Disagreements within the labor and indigenous movements, and Covid, could reduce protest impact
Although large protest marches are scheduled for Wednesday, Ecuador’s labor movement will not present the unified front its organizers had hoped for. Indigenous groups are also grappling with internal conflicts which could blunt the strategy of some leaders to challenge President Guillermo Lasso.
The Popular Labor Front and the Unified Workers Front will draw thousands of marchers in Quito, Guayaquil, Cuenca and other large cities, and protest leaders are discounting the refusal of the Central Unified Workers (CUT) organization to join the protest. “The vast majority of workers are on our side and we will be just fine without a few of the trade groups,” says Juan Cervantes, president of the Guayaquil chapter of the Popular Front. “If the government does not accept our demands, we could see a repeat of October 2019 and I do not think they want that.”
Among the chief demands of the labor movement are the reinstatement of the fuel subsidy and elimination of recent labor legislation that leaders say benefits employers at the expense of workers.

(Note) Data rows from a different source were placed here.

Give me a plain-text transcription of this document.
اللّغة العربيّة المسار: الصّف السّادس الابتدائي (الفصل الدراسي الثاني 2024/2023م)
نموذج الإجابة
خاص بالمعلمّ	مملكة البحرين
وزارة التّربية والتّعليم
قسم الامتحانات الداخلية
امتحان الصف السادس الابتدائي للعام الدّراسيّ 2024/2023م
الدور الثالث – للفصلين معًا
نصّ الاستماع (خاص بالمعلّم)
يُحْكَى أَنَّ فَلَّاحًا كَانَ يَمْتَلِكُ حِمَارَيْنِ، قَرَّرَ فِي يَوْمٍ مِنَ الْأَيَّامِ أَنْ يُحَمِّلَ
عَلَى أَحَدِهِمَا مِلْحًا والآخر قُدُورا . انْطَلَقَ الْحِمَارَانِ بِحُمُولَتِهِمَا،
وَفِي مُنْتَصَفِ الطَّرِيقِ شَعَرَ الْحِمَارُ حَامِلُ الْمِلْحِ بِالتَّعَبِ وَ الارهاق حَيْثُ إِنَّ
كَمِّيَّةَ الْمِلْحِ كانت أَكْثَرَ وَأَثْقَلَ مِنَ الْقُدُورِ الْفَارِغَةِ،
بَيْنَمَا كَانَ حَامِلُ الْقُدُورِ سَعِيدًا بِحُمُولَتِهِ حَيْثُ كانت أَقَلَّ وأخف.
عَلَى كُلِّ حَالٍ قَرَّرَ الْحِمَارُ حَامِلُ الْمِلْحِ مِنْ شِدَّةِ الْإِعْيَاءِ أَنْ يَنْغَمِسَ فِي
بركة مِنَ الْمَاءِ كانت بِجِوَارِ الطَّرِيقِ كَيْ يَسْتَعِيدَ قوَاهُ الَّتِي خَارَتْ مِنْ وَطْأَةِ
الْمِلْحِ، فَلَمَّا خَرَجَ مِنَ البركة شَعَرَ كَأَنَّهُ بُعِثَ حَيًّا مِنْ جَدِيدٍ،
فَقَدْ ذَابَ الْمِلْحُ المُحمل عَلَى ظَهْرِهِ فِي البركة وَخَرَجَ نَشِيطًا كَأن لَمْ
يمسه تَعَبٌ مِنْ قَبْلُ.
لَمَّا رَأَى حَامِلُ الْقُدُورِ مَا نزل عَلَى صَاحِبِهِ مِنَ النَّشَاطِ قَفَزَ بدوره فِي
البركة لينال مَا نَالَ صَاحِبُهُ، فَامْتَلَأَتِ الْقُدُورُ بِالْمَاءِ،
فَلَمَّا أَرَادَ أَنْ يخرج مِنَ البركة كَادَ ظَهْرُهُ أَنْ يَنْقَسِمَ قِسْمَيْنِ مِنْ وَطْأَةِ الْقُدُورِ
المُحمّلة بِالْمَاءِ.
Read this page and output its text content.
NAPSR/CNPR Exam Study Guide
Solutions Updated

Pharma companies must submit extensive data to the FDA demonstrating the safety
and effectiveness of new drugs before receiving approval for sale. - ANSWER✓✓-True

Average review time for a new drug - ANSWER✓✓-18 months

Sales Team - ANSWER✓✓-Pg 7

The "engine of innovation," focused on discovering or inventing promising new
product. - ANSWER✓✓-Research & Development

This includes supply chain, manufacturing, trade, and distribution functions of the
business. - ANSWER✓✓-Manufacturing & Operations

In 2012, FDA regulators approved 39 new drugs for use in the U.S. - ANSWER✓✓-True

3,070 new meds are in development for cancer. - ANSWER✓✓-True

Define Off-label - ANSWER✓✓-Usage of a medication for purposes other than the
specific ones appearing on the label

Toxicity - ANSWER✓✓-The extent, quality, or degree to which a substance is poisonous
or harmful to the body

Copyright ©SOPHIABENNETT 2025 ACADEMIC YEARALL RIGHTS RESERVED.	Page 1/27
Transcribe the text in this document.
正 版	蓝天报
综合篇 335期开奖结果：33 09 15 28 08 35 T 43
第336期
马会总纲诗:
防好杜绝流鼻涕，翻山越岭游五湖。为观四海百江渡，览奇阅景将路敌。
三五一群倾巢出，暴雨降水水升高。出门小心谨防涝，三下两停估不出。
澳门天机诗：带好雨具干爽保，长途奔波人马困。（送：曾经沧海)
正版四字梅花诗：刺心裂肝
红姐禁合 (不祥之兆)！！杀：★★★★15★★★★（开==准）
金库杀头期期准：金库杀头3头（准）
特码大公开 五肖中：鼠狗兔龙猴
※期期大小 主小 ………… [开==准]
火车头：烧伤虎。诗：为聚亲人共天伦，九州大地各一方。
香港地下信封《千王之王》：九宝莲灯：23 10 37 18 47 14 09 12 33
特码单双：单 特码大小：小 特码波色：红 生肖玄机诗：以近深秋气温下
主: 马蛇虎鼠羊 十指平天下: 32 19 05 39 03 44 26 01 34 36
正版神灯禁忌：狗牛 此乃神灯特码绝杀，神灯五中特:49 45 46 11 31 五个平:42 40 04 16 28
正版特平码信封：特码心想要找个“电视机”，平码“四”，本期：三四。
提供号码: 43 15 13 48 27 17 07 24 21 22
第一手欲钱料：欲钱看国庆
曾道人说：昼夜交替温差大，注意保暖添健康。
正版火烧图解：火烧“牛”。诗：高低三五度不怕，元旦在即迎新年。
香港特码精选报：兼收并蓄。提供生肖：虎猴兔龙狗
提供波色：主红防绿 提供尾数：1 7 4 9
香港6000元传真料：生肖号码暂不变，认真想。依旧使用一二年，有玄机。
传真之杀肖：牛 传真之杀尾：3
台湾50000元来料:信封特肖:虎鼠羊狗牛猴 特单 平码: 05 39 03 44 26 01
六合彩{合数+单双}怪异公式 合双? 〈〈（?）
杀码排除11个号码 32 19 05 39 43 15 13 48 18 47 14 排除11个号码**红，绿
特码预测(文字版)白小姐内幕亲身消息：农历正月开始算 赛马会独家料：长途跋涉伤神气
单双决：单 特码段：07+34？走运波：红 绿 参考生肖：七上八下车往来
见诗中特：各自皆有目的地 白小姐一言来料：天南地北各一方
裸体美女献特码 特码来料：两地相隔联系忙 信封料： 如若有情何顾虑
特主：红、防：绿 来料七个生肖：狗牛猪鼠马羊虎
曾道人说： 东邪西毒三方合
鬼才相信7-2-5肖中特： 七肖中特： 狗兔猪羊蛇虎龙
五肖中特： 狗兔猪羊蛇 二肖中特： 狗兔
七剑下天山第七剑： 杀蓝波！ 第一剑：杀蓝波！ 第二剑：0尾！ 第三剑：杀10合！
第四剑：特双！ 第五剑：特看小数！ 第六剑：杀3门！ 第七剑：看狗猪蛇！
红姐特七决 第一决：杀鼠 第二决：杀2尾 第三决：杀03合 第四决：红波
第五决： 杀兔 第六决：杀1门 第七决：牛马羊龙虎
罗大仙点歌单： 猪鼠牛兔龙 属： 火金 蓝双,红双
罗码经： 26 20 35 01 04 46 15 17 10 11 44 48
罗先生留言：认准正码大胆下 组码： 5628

Cervantes’s problem and that of other protest organizers is that CUT represents 500 independent trade groups. CUT President Richard Gómez calls Wednesday’s protest “a political stunt” and says it is too early to attack the Lasso government. “It is foolish to ignore the fact that the Covid pandemic is still ranging and that we are months away from controlling it,” he says. “The current government has been in power for less than three months and correctly recognizes that defeating the virus is its biggest challenge. We must allow the vaccination program to remain on course, protecting Ecuadorian lives and restoring economic activity.”
Gómez adds that thousands of people in the streets will lead to a spread of Covid-19. “It’s crazy to forget the dangers of this terrible disease and the people it has killed. Now is not the time for mass gatherings.”
Cervantes responds that the rights of workers cannot be put aside while a conservative government “serves the selfish interests of the neoliberals and international money changers.”
Although recently elected Conaie President Leonidas Iza seems intent on answering the “arrogance and insults” he feels Lasso aimed at Conaie, he too faces discord within the ranks. Iza was a leader of the October 2019 uprising, which some indigenous leaders say hurt the movement, especially small farmers who were unable to get their goods to market due to highway closures.
“We are not united at this point and the strong [presidential] campaign by Yaku Perez proves the point,” says Carlos Subía. “Yaku represented a movement that sought to work within the system, a movement that emphasized negotiation and political action, and Iza has said he wants to tear down the existing system and build a new one. No one disagrees that the current government favors neoliberal positions but we must first work on reconciliation before we take to the streets.”
Like Gómez, Subía says that protests during the pandemic is a bad idea. “Small, focused protests are fine but a massive uprising will endanger public health and damage the indigenous cause.”